[2026] Neurodivergent Narratives - Writing Prompt #14
This month, we begin our exploration of complexity and internal contradictions with editor Libby Banks at the helm.
Meet our editor for April, Libby Banks (she/they). Libby is an autistic, chronically ill therapist, practitioner-researcher, and writer whose work explores the full complexity of neurodivergent experience. As the developer of Contextual Systems Therapy and author of the forthcoming Navigating a Hostile Mental Health Care System: The Contextual Systems Therapy Field Guide — which offers twelve original interventions for neurodivergent practitioners and clients navigating a mental health system that pathologizes survival — she brings both clinical depth and hard-won personal honesty to everything she writes.
Libby reads with the same curiosity she brings to the therapy room, drawn to work that is honest, layered, and unafraid of its own strangeness. She values writing that holds contradiction without resolving it too quickly, whether that is grief laced with dark humor, tenderness wrapped in clinical precision, or the ordinary rendered suddenly absurd. She is less interested in polish than in truth, and welcomes pieces that take up exactly as much space as they need.

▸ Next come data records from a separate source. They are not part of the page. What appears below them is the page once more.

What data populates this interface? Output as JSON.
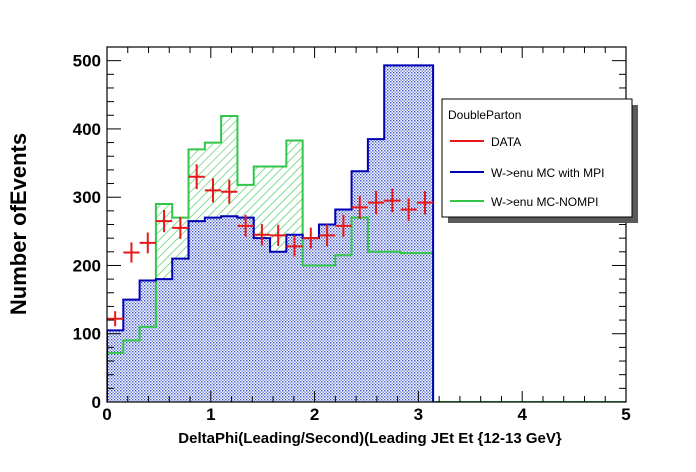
{
  "chart_data": {
    "type": "bar",
    "title": "",
    "xlabel": "DeltaPhi(Leading/Second)(Leading JEt Et {12-13 GeV}",
    "ylabel": "Number ofEvents",
    "xlim": [
      0,
      5
    ],
    "ylim": [
      0,
      520
    ],
    "x_ticks": [
      "0",
      "1",
      "2",
      "3",
      "4",
      "5"
    ],
    "y_ticks": [
      "0",
      "100",
      "200",
      "300",
      "400",
      "500"
    ],
    "bin_edges": [
      0,
      0.1571,
      0.3142,
      0.4712,
      0.6283,
      0.7854,
      0.9425,
      1.0996,
      1.2566,
      1.4137,
      1.5708,
      1.7279,
      1.885,
      2.042,
      2.1991,
      2.3562,
      2.5133,
      2.6704,
      2.8274,
      2.9845,
      3.1416
    ],
    "legend": {
      "title": "DoubleParton",
      "position": "top-right",
      "entries": [
        "DATA",
        "W->enu MC with MPI",
        "W->enu MC-NOMPI"
      ]
    },
    "series": [
      {
        "name": "DATA",
        "kind": "points",
        "color": "#e8171a",
        "x": [
          0.0785,
          0.2356,
          0.3927,
          0.5498,
          0.7069,
          0.8639,
          1.021,
          1.1781,
          1.3352,
          1.4923,
          1.6493,
          1.8064,
          1.9635,
          2.1206,
          2.2777,
          2.4347,
          2.5918,
          2.7489,
          2.906,
          3.0631
        ],
        "values": [
          122,
          219,
          233,
          265,
          255,
          330,
          310,
          308,
          258,
          245,
          244,
          228,
          240,
          244,
          258,
          285,
          292,
          295,
          282,
          292
        ]
      },
      {
        "name": "W->enu MC with MPI",
        "kind": "histogram",
        "color": "#0000b4",
        "values": [
          105,
          150,
          178,
          180,
          210,
          265,
          270,
          272,
          270,
          240,
          220,
          245,
          240,
          260,
          282,
          338,
          385,
          493,
          493,
          493
        ]
      },
      {
        "name": "W->enu MC-NOMPI",
        "kind": "histogram",
        "color": "#33c64a",
        "values": [
          72,
          90,
          110,
          290,
          270,
          370,
          380,
          419,
          318,
          345,
          345,
          383,
          200,
          200,
          215,
          270,
          220,
          220,
          218,
          218
        ]
      }
    ]
  }
}
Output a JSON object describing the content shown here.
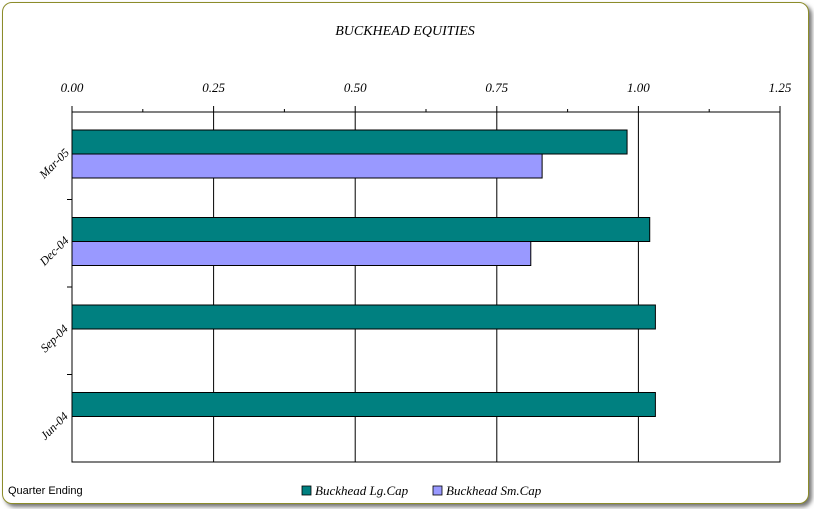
{
  "chart_data": {
    "type": "bar",
    "orientation": "horizontal",
    "title": "BUCKHEAD EQUITIES",
    "xlabel": "",
    "ylabel": "Quarter Ending",
    "categories": [
      "Mar-05",
      "Dec-04",
      "Sep-04",
      "Jun-04"
    ],
    "xlim": [
      0,
      1.25
    ],
    "xticks": [
      "0.00",
      "0.25",
      "0.50",
      "0.75",
      "1.00",
      "1.25"
    ],
    "grid": true,
    "legend_position": "bottom",
    "series": [
      {
        "name": "Buckhead Lg.Cap",
        "color": "#008080",
        "values": [
          0.98,
          1.02,
          1.03,
          1.03
        ]
      },
      {
        "name": "Buckhead Sm.Cap",
        "color": "#9999ff",
        "values": [
          0.83,
          0.81,
          null,
          null
        ]
      }
    ]
  }
}
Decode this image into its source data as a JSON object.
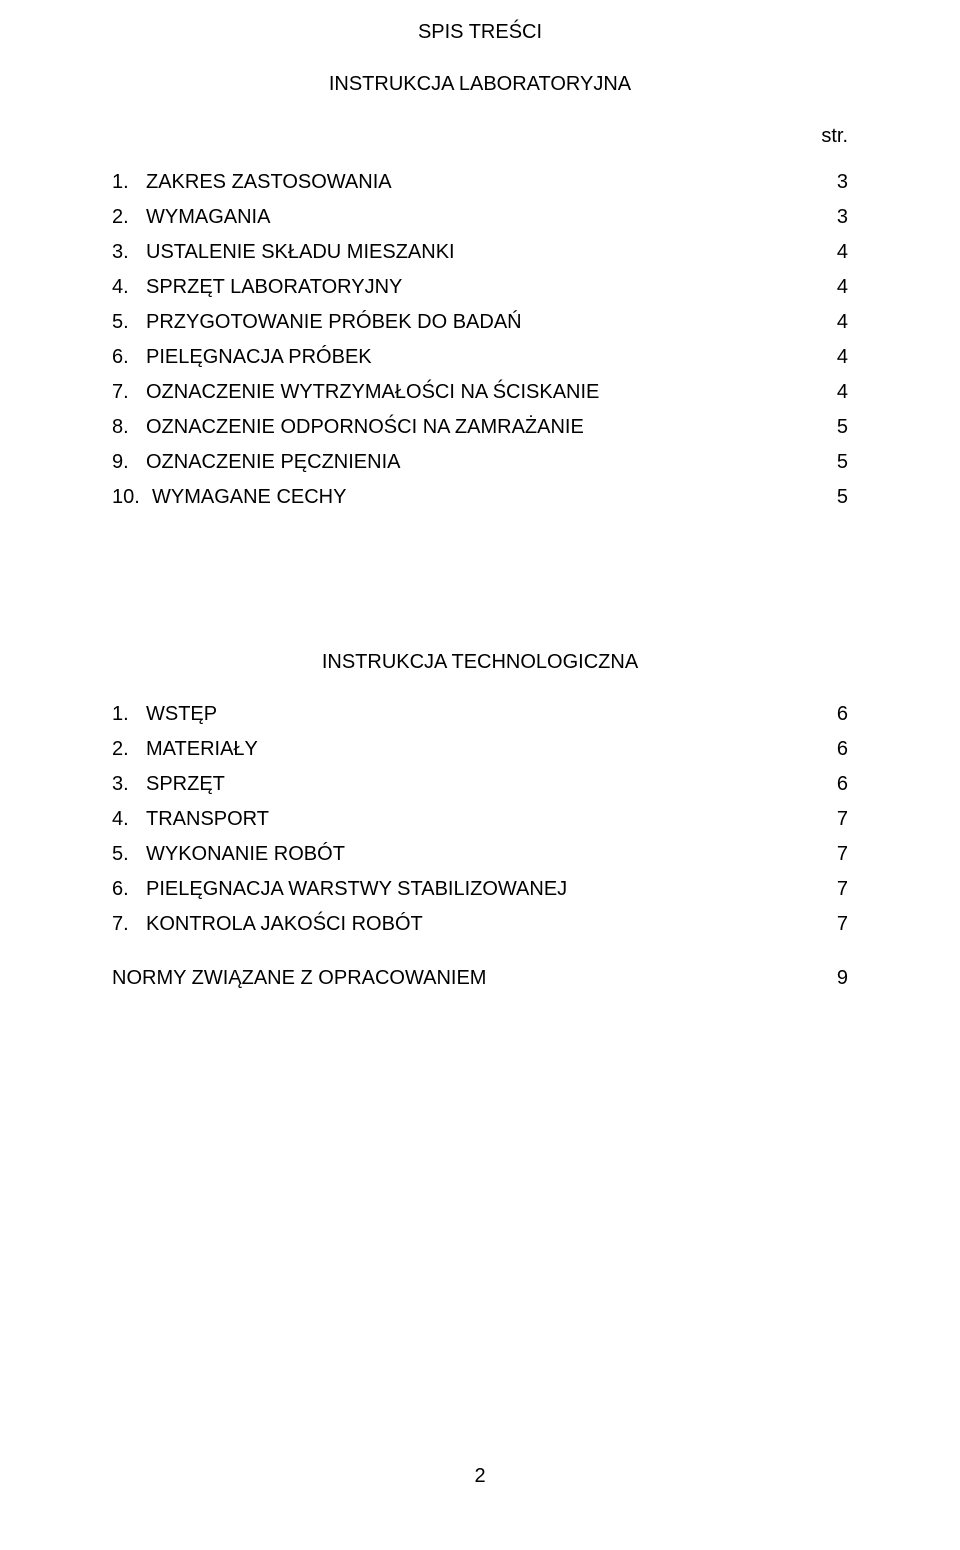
{
  "header": {
    "main_title": "SPIS TREŚCI",
    "subtitle1": "INSTRUKCJA LABORATORYJNA",
    "str_label": "str."
  },
  "toc1": [
    {
      "num": "1.",
      "label": "ZAKRES ZASTOSOWANIA",
      "page": "3"
    },
    {
      "num": "2.",
      "label": "WYMAGANIA",
      "page": "3"
    },
    {
      "num": "3.",
      "label": "USTALENIE SKŁADU MIESZANKI",
      "page": "4"
    },
    {
      "num": "4.",
      "label": "SPRZĘT LABORATORYJNY",
      "page": "4"
    },
    {
      "num": "5.",
      "label": "PRZYGOTOWANIE PRÓBEK  DO BADAŃ",
      "page": "4"
    },
    {
      "num": "6.",
      "label": "PIELĘGNACJA PRÓBEK",
      "page": "4"
    },
    {
      "num": "7.",
      "label": "OZNACZENIE WYTRZYMAŁOŚCI NA ŚCISKANIE",
      "page": "4"
    },
    {
      "num": "8.",
      "label": "OZNACZENIE ODPORNOŚCI NA ZAMRAŻANIE",
      "page": "5"
    },
    {
      "num": "9.",
      "label": "OZNACZENIE PĘCZNIENIA",
      "page": "5"
    },
    {
      "num": "10.",
      "label": "WYMAGANE CECHY",
      "page": "5"
    }
  ],
  "subtitle2": "INSTRUKCJA TECHNOLOGICZNA",
  "toc2": [
    {
      "num": "1.",
      "label": "WSTĘP",
      "page": "6"
    },
    {
      "num": "2.",
      "label": "MATERIAŁY",
      "page": "6"
    },
    {
      "num": "3.",
      "label": "SPRZĘT",
      "page": "6"
    },
    {
      "num": "4.",
      "label": "TRANSPORT",
      "page": "7"
    },
    {
      "num": "5.",
      "label": "WYKONANIE ROBÓT",
      "page": "7"
    },
    {
      "num": "6.",
      "label": "PIELĘGNACJA WARSTWY STABILIZOWANEJ",
      "page": "7"
    },
    {
      "num": "7.",
      "label": "KONTROLA JAKOŚCI ROBÓT",
      "page": "7"
    }
  ],
  "appendix": {
    "label": "NORMY ZWIĄZANE Z OPRACOWANIEM",
    "page": "9"
  },
  "footer": {
    "page_number": "2"
  },
  "style": {
    "font_family": "Arial",
    "font_size_pt": 15,
    "text_color": "#000000",
    "background_color": "#ffffff"
  }
}
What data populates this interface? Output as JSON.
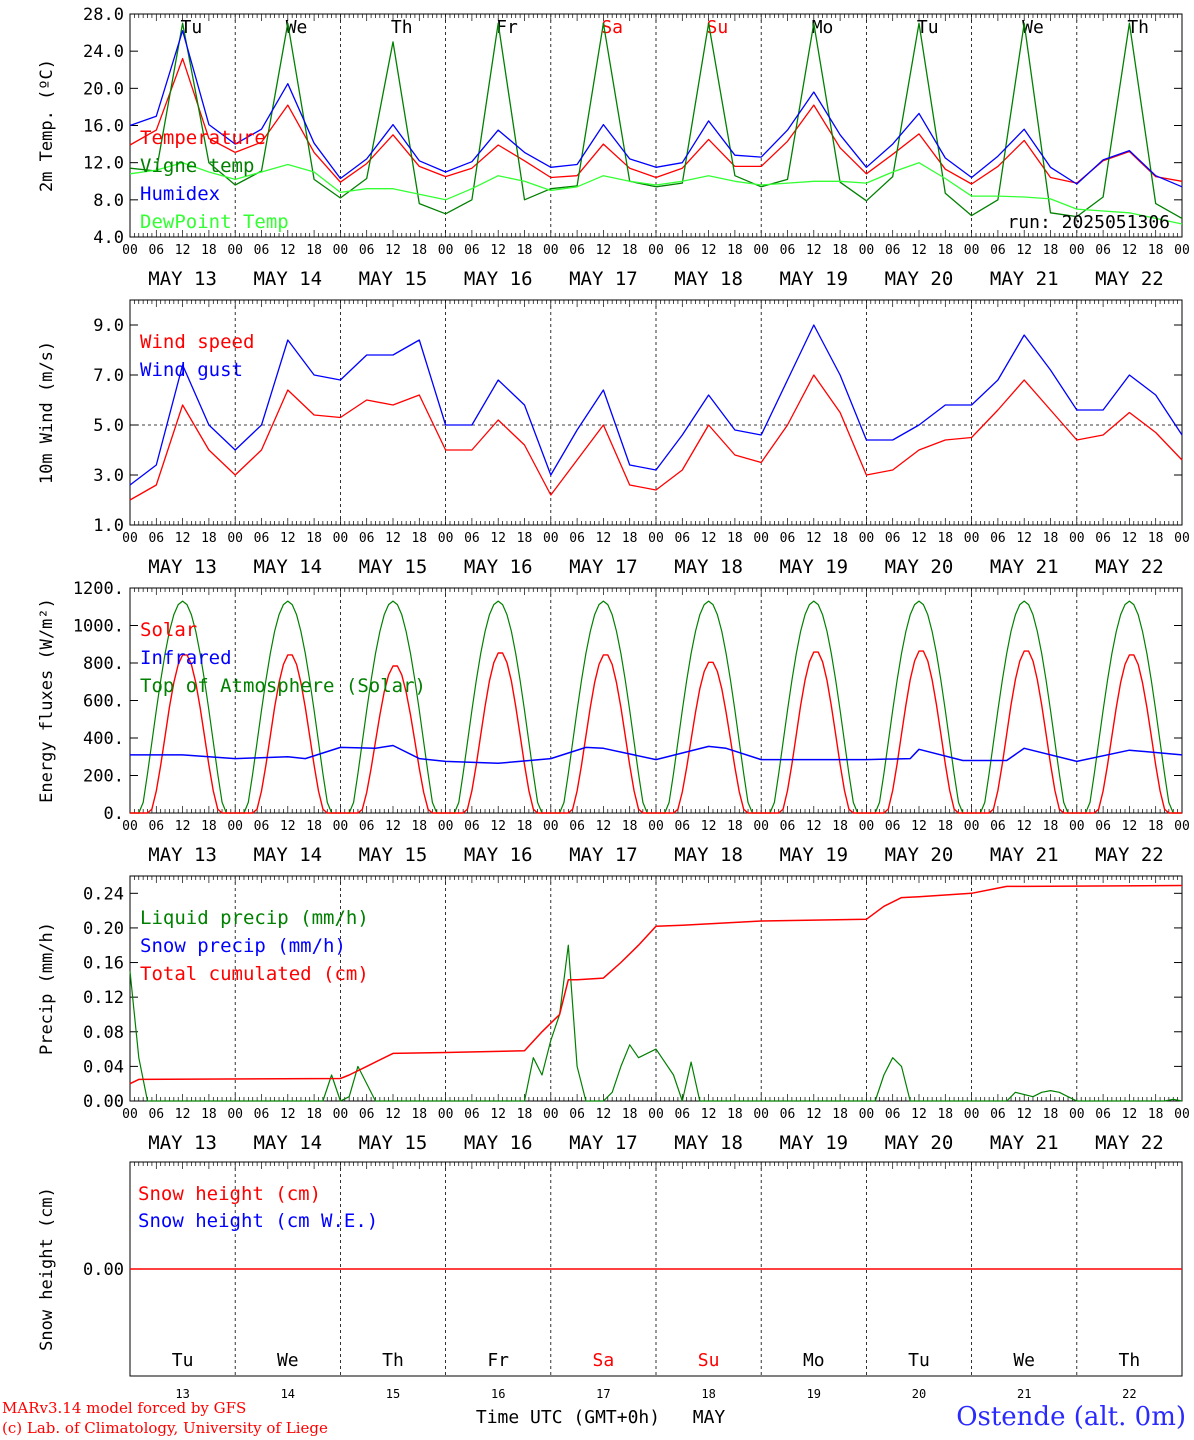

As April Editor of Neurodivergent Narratives, Libby invites contributors to explore the theme of complexity and internal contradictions — the parts of ourselves that don’t add up neatly, the experiences that resist simple telling, and what happens when we stop trying to make them make sense. She looks forward to reading work that sits with that tension rather than rushing past it.
One of the gifts of therapeutic writing is that it asks us to stay inside an experience long enough to really feel it — not to explain it away or arrive at a tidy conclusion, but to let the writing itself become a form of understanding. This month, that is exactly what we are practicing.